Algorithmic Analysis of Priority-Based Bin Packing.

This paper is concerned with a new variant of Traditional Bin Packing (TBP) called Priority-Based Bin Packing with Subset Constraints (PBBP-SC). In a TBP instance, we are given a collection of items $$\{a_{1}, a_{2}, \ldots a_{n}\}$$ , with $$a_{i} \in (0, 1)$$ and a collection of unit-size bins $$\{B_{1}, B_{2}, \ldots , B_{m} \}$$ . One problem associated with TBP is the bin minimization problem. The goal of this problem is to pack the items in as few bins as possible. In a PBBP-SC instance, we are given a collection of unit-size items and a collection of bins of varying capacities. Associated with each item is a positive integer which is called its priority. The priority of an item indicates its importance in a (possibly infeasible) packing.

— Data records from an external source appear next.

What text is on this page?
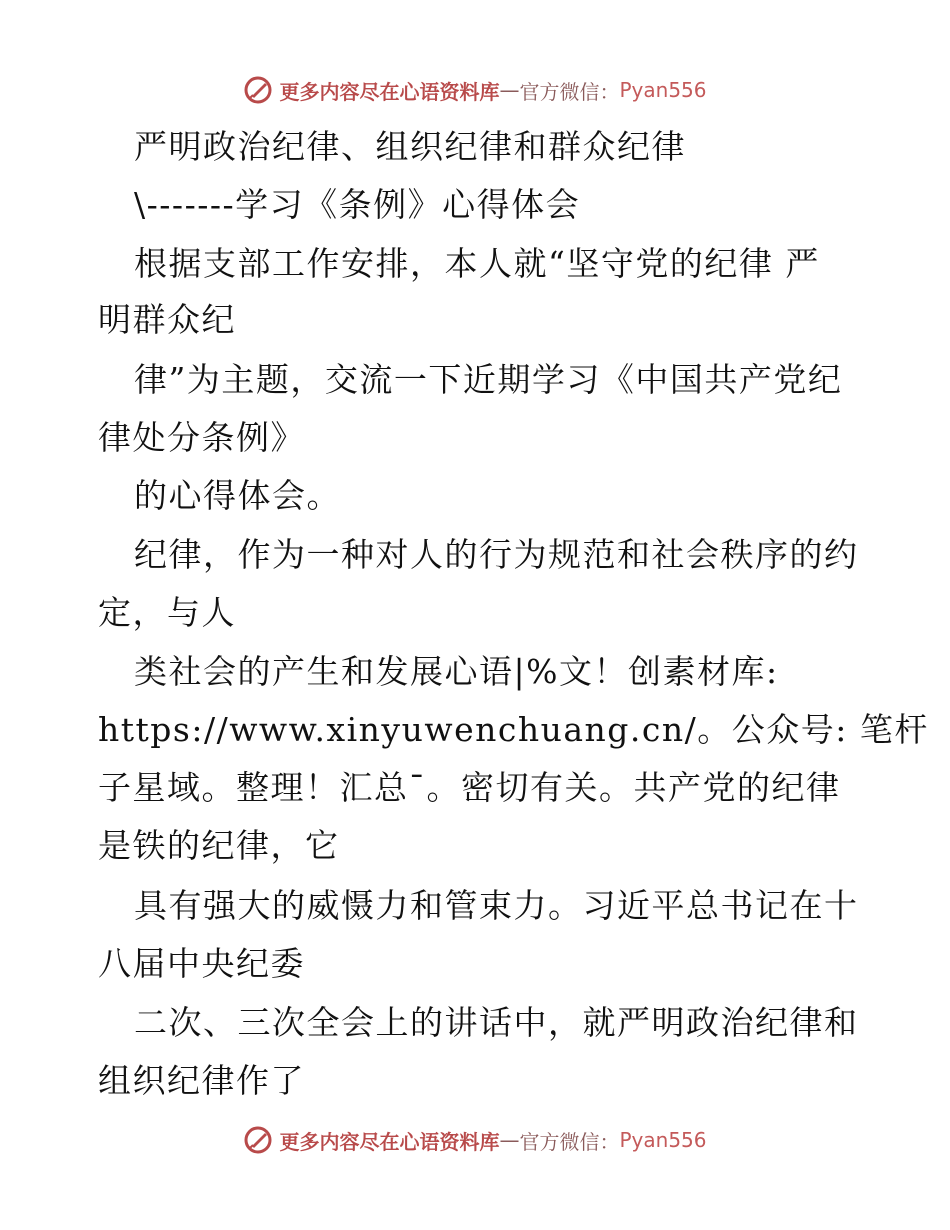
更多内容尽在心语资料库 — 官方微信： Pyan556
严明政治纪律、组织纪律和群众纪律
\-------学习《条例》心得体会
根据支部工作安排，本人就“坚守党的纪律 严
明群众纪
律”为主题，交流一下近期学习《中国共产党纪
律处分条例》
的心得体会。
纪律，作为一种对人的行为规范和社会秩序的约
定，与人
类社会的产生和发展心语|%文！创素材库:
https://www.xinyuwenchuang.cn/。公众号: 笔杆
子星域。整理！汇总¯。密切有关。共产党的纪律
是铁的纪律，它
具有强大的威慑力和管束力。习近平总书记在十
八届中央纪委
二次、三次全会上的讲话中，就严明政治纪律和
组织纪律作了
更多内容尽在心语资料库 — 官方微信： Pyan556
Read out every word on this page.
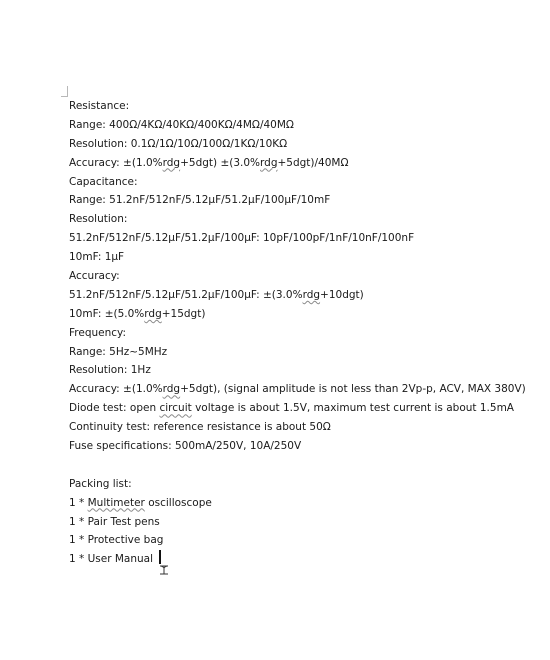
Resistance:
Range: 400Ω/4KΩ/40KΩ/400KΩ/4MΩ/40MΩ
Resolution: 0.1Ω/1Ω/10Ω/100Ω/1KΩ/10KΩ
Accuracy: ±(1.0%rdg+5dgt) ±(3.0%rdg+5dgt)/40MΩ
Capacitance:
Range: 51.2nF/512nF/5.12μF/51.2μF/100μF/10mF
Resolution:
51.2nF/512nF/5.12μF/51.2μF/100μF: 10pF/100pF/1nF/10nF/100nF
10mF: 1μF
Accuracy:
51.2nF/512nF/5.12μF/51.2μF/100μF: ±(3.0%rdg+10dgt)
10mF: ±(5.0%rdg+15dgt)
Frequency:
Range: 5Hz~5MHz
Resolution: 1Hz
Accuracy: ±(1.0%rdg+5dgt), (signal amplitude is not less than 2Vp-p, ACV, MAX 380V)
Diode test: open circuit voltage is about 1.5V, maximum test current is about 1.5mA
Continuity test: reference resistance is about 50Ω
Fuse specifications: 500mA/250V, 10A/250V
Packing list:
1 * Multimeter oscilloscope
1 * Pair Test pens
1 * Protective bag
1 * User Manual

As with the traditional case, these items need to be packed in the fewest number of bins. What complicates the problem is the fact that each item can be assigned to only one of a select set of bins, i.e., the bins are not interchangeable. We investigate several problems associated with PBBP-SC. Checking if there is a feasible assignment to a given instance is one problem. Finding a maximum priority assignment in case of the instance being infeasible is another. Finding an assignment with the fewest number of bins to pack a feasible instance is a third. We derive a number of results from both the algorithmic and computational complexity perspectives for these problems.